The family got started making these videos for a lot of reasons – as a way to keep the kids occupied, to give Clark an excuse to practice (even professional musicians spend a lot of time practicing), and to stay in touch with grandparents and other family.
They originally posted the videos to social media so Audrey’s family could see them. That’s why Bellamy waves goodbye at the end of the video – she’s saying goodbye to her grandparents, aunts, uncles, and cousins.
I don’t know if you’d say the videos went viral, but they got a lot of views on social media, so Audrey started a YouTube channel too. Between YouTube and social media, they have had tens of millions of views, in ways you wouldn’t necessarily expect. For example, on Wednesdays they get a lot of views from Argentina. Wednesday is Beatles Day for The Quarantine Kids. Apparently there are a lot of Beatles fans in Argentina. Who knew?

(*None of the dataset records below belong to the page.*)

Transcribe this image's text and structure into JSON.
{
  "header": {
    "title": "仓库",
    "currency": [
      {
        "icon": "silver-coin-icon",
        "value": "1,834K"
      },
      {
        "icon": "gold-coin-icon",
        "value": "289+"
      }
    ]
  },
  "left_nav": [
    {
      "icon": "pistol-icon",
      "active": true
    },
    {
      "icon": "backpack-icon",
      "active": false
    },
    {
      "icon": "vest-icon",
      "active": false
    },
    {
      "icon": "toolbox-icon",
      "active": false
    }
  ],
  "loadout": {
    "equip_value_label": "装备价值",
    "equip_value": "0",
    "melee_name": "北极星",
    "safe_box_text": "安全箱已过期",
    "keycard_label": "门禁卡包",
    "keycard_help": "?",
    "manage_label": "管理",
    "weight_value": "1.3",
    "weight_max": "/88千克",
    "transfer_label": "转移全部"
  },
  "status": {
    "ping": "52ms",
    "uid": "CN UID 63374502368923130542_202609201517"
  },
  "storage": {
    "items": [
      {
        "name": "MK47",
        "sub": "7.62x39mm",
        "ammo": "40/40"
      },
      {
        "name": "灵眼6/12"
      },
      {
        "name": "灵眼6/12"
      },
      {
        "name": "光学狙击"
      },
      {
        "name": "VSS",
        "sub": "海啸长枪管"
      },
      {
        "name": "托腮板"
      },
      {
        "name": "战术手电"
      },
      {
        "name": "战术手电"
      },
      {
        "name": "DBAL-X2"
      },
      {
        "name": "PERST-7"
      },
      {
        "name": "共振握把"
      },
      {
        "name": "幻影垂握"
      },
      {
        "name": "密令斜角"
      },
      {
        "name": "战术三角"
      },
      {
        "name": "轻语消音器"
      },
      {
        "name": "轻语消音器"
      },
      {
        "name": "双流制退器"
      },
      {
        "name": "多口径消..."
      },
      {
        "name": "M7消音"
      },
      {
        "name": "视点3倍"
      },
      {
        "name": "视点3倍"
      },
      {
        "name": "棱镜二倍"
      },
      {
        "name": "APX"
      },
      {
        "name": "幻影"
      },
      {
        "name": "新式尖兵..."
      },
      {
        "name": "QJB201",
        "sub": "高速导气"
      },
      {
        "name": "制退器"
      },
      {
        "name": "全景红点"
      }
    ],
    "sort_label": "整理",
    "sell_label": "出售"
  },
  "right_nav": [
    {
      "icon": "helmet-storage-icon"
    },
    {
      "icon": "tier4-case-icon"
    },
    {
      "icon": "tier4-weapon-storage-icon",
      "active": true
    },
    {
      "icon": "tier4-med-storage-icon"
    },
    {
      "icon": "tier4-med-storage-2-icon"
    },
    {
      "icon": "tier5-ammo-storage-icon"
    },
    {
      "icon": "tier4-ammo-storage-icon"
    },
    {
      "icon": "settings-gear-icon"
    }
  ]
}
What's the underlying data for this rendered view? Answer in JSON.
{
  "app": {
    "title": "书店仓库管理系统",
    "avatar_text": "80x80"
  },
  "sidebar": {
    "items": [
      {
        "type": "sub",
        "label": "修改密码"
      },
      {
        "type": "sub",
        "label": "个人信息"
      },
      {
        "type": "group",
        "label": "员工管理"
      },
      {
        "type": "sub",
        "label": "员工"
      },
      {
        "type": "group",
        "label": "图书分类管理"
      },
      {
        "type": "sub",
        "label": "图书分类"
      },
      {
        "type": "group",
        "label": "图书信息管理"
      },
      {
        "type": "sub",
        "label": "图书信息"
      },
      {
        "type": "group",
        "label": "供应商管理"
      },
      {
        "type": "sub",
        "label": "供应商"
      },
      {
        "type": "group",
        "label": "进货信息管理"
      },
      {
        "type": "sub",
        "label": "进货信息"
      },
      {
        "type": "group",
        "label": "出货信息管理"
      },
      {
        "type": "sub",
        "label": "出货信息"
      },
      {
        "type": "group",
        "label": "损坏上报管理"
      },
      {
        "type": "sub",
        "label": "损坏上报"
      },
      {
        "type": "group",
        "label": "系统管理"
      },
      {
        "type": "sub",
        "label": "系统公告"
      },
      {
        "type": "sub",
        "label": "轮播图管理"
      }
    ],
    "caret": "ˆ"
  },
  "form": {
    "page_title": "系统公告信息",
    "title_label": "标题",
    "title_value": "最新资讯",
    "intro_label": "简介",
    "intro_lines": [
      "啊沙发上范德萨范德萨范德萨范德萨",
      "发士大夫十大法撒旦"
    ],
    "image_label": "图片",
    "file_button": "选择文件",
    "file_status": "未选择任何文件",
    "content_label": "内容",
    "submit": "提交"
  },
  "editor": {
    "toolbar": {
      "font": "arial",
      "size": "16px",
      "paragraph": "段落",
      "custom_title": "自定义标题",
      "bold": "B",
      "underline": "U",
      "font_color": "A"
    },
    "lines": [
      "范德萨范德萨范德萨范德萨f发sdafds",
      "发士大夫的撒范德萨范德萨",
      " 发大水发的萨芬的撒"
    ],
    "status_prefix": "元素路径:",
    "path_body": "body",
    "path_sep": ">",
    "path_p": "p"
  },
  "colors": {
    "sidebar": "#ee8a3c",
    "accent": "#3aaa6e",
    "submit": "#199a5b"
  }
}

Most of the Clark family music is rock and roll. The production values are really quite good for a bunch of kids learning and producing this quantity of music. It’s interesting, too, how they adapt the music to the available instruments and the skills of the kids. Paul Simon’s “You Can Call Me Al” is a good example of that adaptation.
The song comes from Paul Simon’s excellent “Graceland” album, released almost exactly 35 years ago, in August 1986. “Graceland” is one of the best albums produced by a man who is clearly one of the best songwriters ever to come from the United States. It’s great music. The entire album was heavily influenced by local musical styles from South Africa.
In fact, Paul Simon recorded songs by his South African back up singers, Ladysmith Black Mambazo, and put them on the album, making world-famous this previously obscure “a capella” (that is, without instrumental accompaniment) group who started out singing for their church.
A careful listen to most of the music on “Graceland” shows that South African musicians tend to use the bass guitar differently than most British and American rock and roll bands.
The conventional rock and roll band uses a the bass guitar to thump out the lower notes of the song in a way that is sometimes repetitive. The South African musicians tend to use the bass guitar to build the melody. (One thing that contributed to the distinctive sound of that seminal rock and roll band, The Beatles, is that their bass guitar player, Paul McCartney, developed and sometimes used a similar style of using a bass guitar to define the melody.)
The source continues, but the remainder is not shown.